The agency has such a facility in South Seattle, is building a new one in Bellevue and must find a location north of Seattle as well.
Sound Transit awarded a $10.2 million contract (with a 1 percent contingency up to $11.3 million) in December 2017 to HDR Engineering, based in Omaha, Neb., with offices in Seattle, for project development services for the Tacoma Dome Link Extension, including a preferred route, location of light rail stations and finding potential sites for the operations and maintenance facility.
Since the Tacoma Dome Link won’t be operational until 2030, the consultant didn’t look at any Pierce County sites.

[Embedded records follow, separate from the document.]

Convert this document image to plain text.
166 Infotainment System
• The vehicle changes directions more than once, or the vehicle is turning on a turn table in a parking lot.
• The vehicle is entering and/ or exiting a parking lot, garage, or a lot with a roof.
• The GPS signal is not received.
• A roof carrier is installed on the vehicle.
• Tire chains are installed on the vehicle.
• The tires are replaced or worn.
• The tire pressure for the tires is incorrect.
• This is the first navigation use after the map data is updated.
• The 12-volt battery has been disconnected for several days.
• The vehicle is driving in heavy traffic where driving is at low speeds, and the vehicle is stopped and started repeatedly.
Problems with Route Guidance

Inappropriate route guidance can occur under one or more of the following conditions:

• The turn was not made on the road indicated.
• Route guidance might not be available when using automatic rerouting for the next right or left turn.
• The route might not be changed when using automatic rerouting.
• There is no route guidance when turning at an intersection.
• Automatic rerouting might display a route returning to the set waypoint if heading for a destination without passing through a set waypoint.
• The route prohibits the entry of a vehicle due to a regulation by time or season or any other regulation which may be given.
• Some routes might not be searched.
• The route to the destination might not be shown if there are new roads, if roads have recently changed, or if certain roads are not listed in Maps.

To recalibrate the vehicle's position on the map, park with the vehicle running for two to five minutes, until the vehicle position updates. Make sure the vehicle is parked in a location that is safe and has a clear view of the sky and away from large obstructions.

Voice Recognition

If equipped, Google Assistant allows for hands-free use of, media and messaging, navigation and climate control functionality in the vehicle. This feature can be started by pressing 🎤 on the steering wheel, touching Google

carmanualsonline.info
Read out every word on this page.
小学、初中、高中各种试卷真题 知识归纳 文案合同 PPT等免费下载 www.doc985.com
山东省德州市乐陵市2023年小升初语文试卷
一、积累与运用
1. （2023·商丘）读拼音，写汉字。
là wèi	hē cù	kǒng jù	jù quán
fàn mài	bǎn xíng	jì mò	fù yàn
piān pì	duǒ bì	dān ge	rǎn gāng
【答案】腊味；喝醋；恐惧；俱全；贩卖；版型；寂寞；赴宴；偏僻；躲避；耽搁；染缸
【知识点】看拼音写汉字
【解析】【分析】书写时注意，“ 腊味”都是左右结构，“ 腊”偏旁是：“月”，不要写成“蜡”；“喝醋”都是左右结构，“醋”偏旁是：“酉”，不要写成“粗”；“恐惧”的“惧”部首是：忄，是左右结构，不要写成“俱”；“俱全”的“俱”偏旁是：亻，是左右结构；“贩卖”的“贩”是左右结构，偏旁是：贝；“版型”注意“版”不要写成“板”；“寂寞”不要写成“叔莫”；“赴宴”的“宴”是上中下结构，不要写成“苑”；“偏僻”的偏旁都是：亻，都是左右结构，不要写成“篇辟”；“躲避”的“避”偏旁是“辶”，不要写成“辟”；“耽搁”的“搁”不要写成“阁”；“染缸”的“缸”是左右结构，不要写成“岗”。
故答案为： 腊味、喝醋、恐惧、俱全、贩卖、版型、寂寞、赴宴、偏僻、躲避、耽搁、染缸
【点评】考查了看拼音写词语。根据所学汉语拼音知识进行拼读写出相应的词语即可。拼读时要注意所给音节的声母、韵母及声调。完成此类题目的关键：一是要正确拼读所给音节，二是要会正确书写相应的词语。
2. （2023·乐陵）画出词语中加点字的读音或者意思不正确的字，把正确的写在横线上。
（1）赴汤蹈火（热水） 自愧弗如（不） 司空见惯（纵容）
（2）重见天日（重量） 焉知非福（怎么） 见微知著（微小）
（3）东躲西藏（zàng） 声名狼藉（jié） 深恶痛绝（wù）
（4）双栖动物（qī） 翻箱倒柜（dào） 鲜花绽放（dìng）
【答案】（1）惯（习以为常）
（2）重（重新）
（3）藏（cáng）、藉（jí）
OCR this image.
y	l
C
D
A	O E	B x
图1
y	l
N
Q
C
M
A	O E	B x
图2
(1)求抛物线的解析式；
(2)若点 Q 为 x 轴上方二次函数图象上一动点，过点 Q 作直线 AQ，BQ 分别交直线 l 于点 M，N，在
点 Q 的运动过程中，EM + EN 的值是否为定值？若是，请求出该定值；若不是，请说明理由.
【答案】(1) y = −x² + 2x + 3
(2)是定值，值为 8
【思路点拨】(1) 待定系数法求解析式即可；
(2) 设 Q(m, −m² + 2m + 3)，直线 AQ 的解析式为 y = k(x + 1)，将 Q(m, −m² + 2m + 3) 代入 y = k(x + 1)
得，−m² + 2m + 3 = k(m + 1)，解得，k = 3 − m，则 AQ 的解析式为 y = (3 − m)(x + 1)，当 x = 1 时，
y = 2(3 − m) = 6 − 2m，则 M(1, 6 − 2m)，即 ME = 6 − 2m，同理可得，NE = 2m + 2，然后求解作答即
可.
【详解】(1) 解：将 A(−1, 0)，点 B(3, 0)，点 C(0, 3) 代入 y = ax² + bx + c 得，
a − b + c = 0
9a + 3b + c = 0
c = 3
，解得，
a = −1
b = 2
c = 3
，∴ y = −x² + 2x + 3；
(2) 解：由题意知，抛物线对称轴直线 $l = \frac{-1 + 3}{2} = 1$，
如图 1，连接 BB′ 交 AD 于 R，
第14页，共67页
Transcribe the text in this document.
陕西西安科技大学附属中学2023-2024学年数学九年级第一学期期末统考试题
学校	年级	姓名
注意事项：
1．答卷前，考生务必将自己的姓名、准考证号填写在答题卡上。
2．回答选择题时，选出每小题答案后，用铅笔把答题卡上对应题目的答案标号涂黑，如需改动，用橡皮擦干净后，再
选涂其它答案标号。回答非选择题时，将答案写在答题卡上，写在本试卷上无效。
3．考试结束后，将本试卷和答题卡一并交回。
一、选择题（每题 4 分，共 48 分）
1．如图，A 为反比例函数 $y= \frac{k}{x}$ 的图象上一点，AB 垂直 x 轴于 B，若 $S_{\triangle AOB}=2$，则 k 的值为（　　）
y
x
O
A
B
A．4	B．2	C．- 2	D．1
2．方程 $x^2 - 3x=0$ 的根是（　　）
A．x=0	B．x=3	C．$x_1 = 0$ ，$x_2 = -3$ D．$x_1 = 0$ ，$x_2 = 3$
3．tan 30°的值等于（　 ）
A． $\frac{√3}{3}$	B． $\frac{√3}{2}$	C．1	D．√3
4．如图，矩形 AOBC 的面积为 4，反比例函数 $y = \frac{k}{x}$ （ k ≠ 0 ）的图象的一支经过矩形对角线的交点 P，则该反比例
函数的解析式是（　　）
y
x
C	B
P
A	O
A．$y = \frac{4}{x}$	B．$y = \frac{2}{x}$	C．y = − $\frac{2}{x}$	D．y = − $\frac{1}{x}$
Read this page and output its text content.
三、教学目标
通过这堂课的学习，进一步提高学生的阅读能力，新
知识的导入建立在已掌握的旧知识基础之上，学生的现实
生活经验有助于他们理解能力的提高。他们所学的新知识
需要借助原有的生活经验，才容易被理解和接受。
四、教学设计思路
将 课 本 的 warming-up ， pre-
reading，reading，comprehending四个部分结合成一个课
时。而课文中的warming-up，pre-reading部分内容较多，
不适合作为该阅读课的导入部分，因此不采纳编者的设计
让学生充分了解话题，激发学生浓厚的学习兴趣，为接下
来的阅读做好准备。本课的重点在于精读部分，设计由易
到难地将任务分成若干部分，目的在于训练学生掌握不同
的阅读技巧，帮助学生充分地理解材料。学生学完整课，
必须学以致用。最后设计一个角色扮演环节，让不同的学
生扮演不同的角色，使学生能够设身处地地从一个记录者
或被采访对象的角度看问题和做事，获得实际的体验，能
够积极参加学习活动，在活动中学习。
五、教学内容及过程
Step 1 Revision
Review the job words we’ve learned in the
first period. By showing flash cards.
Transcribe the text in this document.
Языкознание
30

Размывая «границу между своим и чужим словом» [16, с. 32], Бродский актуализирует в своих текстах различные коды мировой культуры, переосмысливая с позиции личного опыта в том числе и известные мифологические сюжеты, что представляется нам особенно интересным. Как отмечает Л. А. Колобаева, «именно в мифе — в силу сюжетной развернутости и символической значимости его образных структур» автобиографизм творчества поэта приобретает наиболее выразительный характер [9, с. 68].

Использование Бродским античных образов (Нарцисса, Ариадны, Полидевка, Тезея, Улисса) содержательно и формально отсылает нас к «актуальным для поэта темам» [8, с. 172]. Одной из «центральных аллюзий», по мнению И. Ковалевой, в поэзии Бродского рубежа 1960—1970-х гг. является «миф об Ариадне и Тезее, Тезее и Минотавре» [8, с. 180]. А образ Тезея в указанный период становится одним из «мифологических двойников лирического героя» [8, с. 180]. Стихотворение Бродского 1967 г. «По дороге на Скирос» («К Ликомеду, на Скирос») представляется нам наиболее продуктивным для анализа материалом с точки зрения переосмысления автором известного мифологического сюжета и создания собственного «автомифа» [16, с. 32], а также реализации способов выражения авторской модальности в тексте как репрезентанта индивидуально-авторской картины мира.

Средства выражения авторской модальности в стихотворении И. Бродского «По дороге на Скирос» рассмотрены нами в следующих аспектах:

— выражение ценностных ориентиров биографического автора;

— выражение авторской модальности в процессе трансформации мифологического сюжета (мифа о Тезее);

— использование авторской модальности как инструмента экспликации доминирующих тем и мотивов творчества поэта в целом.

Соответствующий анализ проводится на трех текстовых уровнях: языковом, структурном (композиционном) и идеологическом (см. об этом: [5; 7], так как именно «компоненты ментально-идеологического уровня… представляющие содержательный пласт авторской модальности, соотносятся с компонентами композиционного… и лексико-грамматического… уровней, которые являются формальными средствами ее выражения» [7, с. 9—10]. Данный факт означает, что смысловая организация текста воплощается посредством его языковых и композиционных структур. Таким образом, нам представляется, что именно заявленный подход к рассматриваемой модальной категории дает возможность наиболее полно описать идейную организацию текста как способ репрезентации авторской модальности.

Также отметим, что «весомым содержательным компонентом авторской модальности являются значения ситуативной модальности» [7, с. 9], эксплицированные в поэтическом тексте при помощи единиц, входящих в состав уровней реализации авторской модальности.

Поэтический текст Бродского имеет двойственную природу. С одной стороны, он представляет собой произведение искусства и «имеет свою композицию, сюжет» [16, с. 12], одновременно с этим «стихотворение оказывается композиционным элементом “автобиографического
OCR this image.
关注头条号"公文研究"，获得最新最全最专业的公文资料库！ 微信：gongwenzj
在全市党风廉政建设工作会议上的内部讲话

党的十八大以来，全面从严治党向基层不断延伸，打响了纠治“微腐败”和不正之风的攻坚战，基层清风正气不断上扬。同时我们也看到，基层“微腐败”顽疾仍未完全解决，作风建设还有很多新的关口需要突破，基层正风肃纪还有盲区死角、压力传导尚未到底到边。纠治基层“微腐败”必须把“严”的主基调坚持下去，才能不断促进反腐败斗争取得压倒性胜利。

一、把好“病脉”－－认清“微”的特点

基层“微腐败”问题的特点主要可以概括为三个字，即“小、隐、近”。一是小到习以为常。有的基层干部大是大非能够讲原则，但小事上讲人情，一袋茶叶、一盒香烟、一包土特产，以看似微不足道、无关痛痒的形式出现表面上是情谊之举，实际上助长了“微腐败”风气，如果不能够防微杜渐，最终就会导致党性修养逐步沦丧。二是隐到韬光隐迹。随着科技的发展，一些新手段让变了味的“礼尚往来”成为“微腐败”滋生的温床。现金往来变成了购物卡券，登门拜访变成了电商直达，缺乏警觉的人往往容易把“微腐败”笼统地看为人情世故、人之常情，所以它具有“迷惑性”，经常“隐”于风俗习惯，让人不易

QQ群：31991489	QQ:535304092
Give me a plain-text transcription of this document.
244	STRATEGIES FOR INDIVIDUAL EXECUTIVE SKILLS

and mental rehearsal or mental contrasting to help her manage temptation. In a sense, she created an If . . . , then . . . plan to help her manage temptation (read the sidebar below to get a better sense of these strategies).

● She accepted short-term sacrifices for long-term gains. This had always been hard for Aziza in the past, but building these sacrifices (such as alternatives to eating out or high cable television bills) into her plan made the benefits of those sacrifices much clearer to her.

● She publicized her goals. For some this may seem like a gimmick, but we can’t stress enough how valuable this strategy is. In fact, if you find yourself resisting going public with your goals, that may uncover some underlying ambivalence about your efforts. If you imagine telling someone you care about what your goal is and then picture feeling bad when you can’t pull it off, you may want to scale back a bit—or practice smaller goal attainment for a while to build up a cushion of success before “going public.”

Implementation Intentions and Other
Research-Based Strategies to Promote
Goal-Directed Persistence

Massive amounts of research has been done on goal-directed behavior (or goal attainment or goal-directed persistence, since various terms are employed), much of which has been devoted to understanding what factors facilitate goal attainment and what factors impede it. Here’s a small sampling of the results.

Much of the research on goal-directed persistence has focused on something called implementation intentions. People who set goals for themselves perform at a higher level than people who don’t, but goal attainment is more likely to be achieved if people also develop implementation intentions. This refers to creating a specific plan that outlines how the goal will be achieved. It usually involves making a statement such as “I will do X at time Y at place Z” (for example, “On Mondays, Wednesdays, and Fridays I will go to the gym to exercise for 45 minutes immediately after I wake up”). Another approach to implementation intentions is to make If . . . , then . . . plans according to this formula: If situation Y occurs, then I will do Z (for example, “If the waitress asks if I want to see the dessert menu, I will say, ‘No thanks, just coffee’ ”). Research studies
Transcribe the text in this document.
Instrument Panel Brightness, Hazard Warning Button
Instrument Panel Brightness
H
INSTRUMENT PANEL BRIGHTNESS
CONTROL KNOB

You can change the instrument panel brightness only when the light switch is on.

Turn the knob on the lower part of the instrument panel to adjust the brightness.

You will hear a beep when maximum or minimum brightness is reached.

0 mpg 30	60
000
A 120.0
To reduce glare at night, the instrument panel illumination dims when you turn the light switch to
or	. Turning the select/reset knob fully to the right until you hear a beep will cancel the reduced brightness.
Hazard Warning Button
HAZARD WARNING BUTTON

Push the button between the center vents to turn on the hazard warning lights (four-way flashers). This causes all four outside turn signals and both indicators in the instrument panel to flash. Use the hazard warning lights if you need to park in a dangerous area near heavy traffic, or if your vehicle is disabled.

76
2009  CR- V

“After learning that the (facility) needed to be operational by 2026 that narrowed the locations to South King County to be near a light rail line,” Thompson said.
HDR and agency staff looked at several components to pick the sites.
“Some of those factors included size, configuration, proximity to the light rail system and operational feasibility,” Thompson said. “The site including Lowe’s and Dick’s met enough of our initial criteria to warrant further consideration.”
Thompson said no further decisions about the six sites have been made.
“Sound Transit doesn’t favor any of the six sites more than another,” he said. “We are very early in this process.”
Rogoff said the costs to develop the landfill could be prohibitive and the property is a Superfund site, which could pose significant environmental risks to neighbors and workers at the facility.
“There is no easy location to site an operations maintenance facility,” Rogoff told the board. “Each come with complications and trade-offs.”
Rogoff said the agency is, “communicating about the project with potentially impacted property owners, residents and businesses before they read about the impacts in the newspaper.”